HoarePrompt: Structural Reasoning About Program Correctness in Natural Language

While software requirements are often expressed in natural language, verifying the correctness of a program against natural language requirements is a hard and underexplored problem. Large language models (LLMs) are promising candidates for addressing this challenge, however our experience shows that they are ineffective in this task, often failing to detect even straightforward bugs.
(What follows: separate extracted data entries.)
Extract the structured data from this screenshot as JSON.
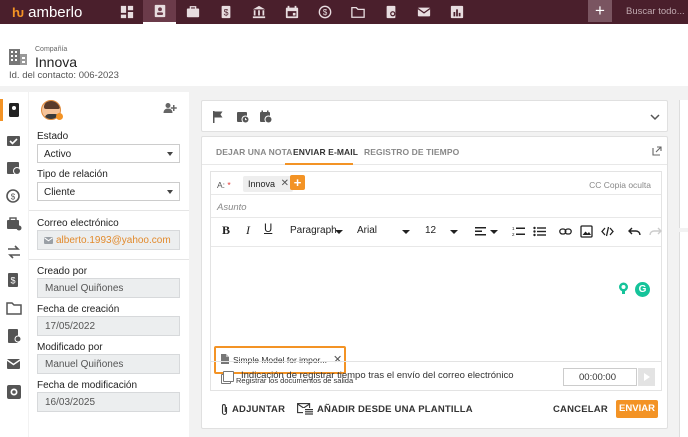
{
  "app": {
    "brand": "amberlo",
    "search_placeholder": "Buscar todo...",
    "add_label": "+"
  },
  "header": {
    "company_label": "Compañía",
    "company_name": "Innova",
    "contact_id": "Id. del contacto: 006-2023"
  },
  "details": {
    "estado_label": "Estado",
    "estado_value": "Activo",
    "tipo_label": "Tipo de relación",
    "tipo_value": "Cliente",
    "email_label": "Correo electrónico",
    "email_value": "alberto.1993@yahoo.com",
    "creado_label": "Creado por",
    "creado_value": "Manuel Quiñones",
    "fecha_creacion_label": "Fecha de creación",
    "fecha_creacion_value": "17/05/2022",
    "modificado_label": "Modificado por",
    "modificado_value": "Manuel Quiñones",
    "fecha_mod_label": "Fecha de modificación",
    "fecha_mod_value": "16/03/2025"
  },
  "tabs": {
    "note": "DEJAR UNA NOTA",
    "email": "ENVIAR E-MAIL",
    "time": "REGISTRO DE TIEMPO"
  },
  "email": {
    "to_label": "A:",
    "to_required": "*",
    "recipient": "Innova",
    "cc_label": "CC Copia oculta",
    "subject_placeholder": "Asunto",
    "attachment": "Simple Model for impor...",
    "register_docs": "Registrar los documentos de salida",
    "register_time": "Indicación de registrar tiempo tras el envío del correo electrónico",
    "time_value": "00:00:00"
  },
  "toolbar": {
    "bold": "B",
    "italic": "I",
    "underline": "U",
    "block": "Paragraph",
    "font": "Arial",
    "size": "12"
  },
  "footer": {
    "attach": "ADJUNTAR",
    "template": "AÑADIR DESDE UNA PLANTILLA",
    "cancel": "CANCELAR",
    "send": "ENVIAR"
  },
  "colors": {
    "accent": "#f39325",
    "topbar": "#4a1f2c",
    "email_link": "#e28a2c"
  }
}
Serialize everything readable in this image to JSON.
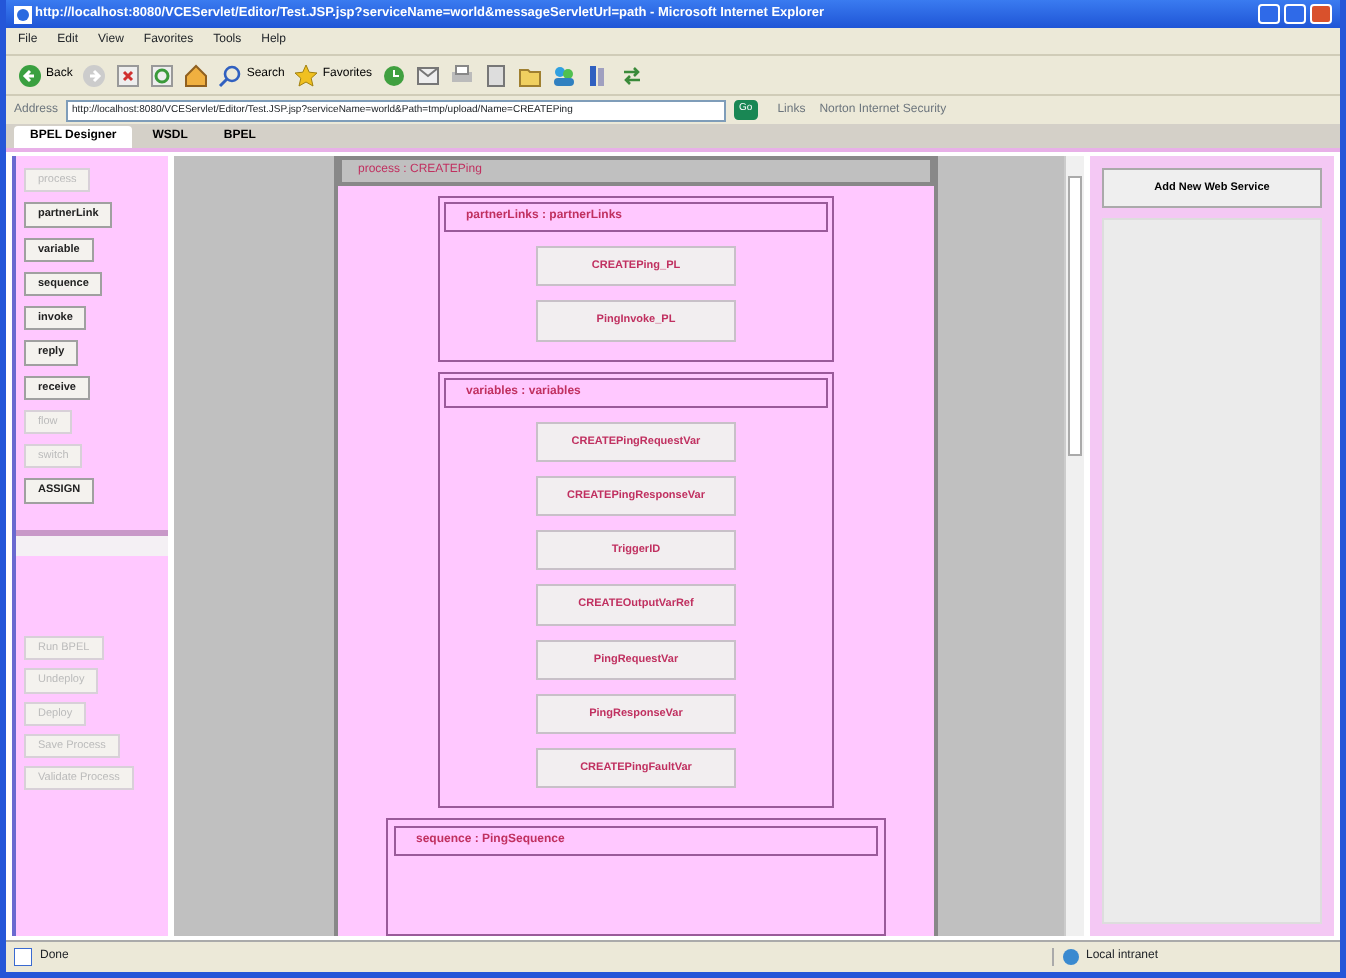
{
  "window": {
    "title": "http://localhost:8080/VCEServlet/Editor/Test.JSP.jsp?serviceName=world&messageServletUrl=path - Microsoft Internet Explorer"
  },
  "menu": [
    "File",
    "Edit",
    "View",
    "Favorites",
    "Tools",
    "Help"
  ],
  "toolbar": [
    {
      "kind": "back",
      "label": "Back"
    },
    {
      "kind": "forward"
    },
    {
      "kind": "stop"
    },
    {
      "kind": "refresh"
    },
    {
      "kind": "home"
    },
    {
      "kind": "search",
      "label": "Search"
    },
    {
      "kind": "favorites",
      "label": "Favorites"
    },
    {
      "kind": "history"
    },
    {
      "kind": "mail"
    },
    {
      "kind": "print"
    },
    {
      "kind": "edit"
    },
    {
      "kind": "folder"
    },
    {
      "kind": "messenger"
    },
    {
      "kind": "research"
    },
    {
      "kind": "links"
    }
  ],
  "address": {
    "label": "Address",
    "value": "http://localhost:8080/VCEServlet/Editor/Test.JSP.jsp?serviceName=world&Path=tmp/upload/Name=CREATEPing",
    "go": "Go",
    "links": "Links",
    "search_hint": "Norton Internet Security"
  },
  "tabs": [
    {
      "label": "BPEL Designer",
      "selected": true
    },
    {
      "label": "WSDL",
      "selected": false
    },
    {
      "label": "BPEL",
      "selected": false
    }
  ],
  "palette": [
    {
      "label": "process",
      "disabled": true
    },
    {
      "label": "partnerLink",
      "disabled": false
    },
    {
      "label": "variable",
      "disabled": false
    },
    {
      "label": "sequence",
      "disabled": false
    },
    {
      "label": "invoke",
      "disabled": false
    },
    {
      "label": "reply",
      "disabled": false
    },
    {
      "label": "receive",
      "disabled": false
    },
    {
      "label": "flow",
      "disabled": true
    },
    {
      "label": "switch",
      "disabled": true
    },
    {
      "label": "ASSIGN",
      "disabled": false
    }
  ],
  "actions": [
    {
      "label": "Run BPEL",
      "disabled": true
    },
    {
      "label": "Undeploy",
      "disabled": true
    },
    {
      "label": "Deploy",
      "disabled": true
    },
    {
      "label": "Save Process",
      "disabled": true
    },
    {
      "label": "Validate Process",
      "disabled": true
    }
  ],
  "canvas": {
    "title": "process : CREATEPing",
    "blocks": [
      {
        "title": "partnerLinks : partnerLinks",
        "items": [
          "CREATEPing_PL",
          "PingInvoke_PL"
        ]
      },
      {
        "title": "variables : variables",
        "items": [
          "CREATEPingRequestVar",
          "CREATEPingResponseVar",
          "TriggerID",
          "CREATEOutputVarRef",
          "PingRequestVar",
          "PingResponseVar",
          "CREATEPingFaultVar"
        ]
      }
    ],
    "sequence": {
      "title": "sequence : PingSequence"
    }
  },
  "add_button": "Add New Web Service",
  "status": {
    "text": "Done",
    "zone": "Local intranet"
  }
}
To address this gap, we introduce HoarePrompt, a novel approach that adapts fundamental ideas from program analysis and verification to natural language artifacts. Drawing inspiration from the strongest postcondition calculus, HoarePrompt employs a systematic, step-by-step process in which an LLM generates natural language descriptions of reachable program states at various points in the code. To manage loops, we propose few-shot-driven k-induction, an adaptation of the k-induction method widely used in model checking. Once program states are described, HoarePrompt leverages the LLM to assess whether the program, annotated with these state descriptions, conforms to the natural language requirements. For evaluating the quality of classifiers of program correctness with respect to natural language requirements, we constructed CoCoClaNeL, a challenging dataset of solutions to programming competition problems. Our experiments show that HoarePrompt improves the MCC by 62% compared to directly using Zero-shot-CoT prompts for correctness classification. Furthermore, HoarePrompt outperforms a classifier that assesses correctness via LLM-based test generation by increasing the MCC by 93%. The inductive reasoning mechanism contributes a 28% boost to MCC, underscoring its effectiveness in managing loops.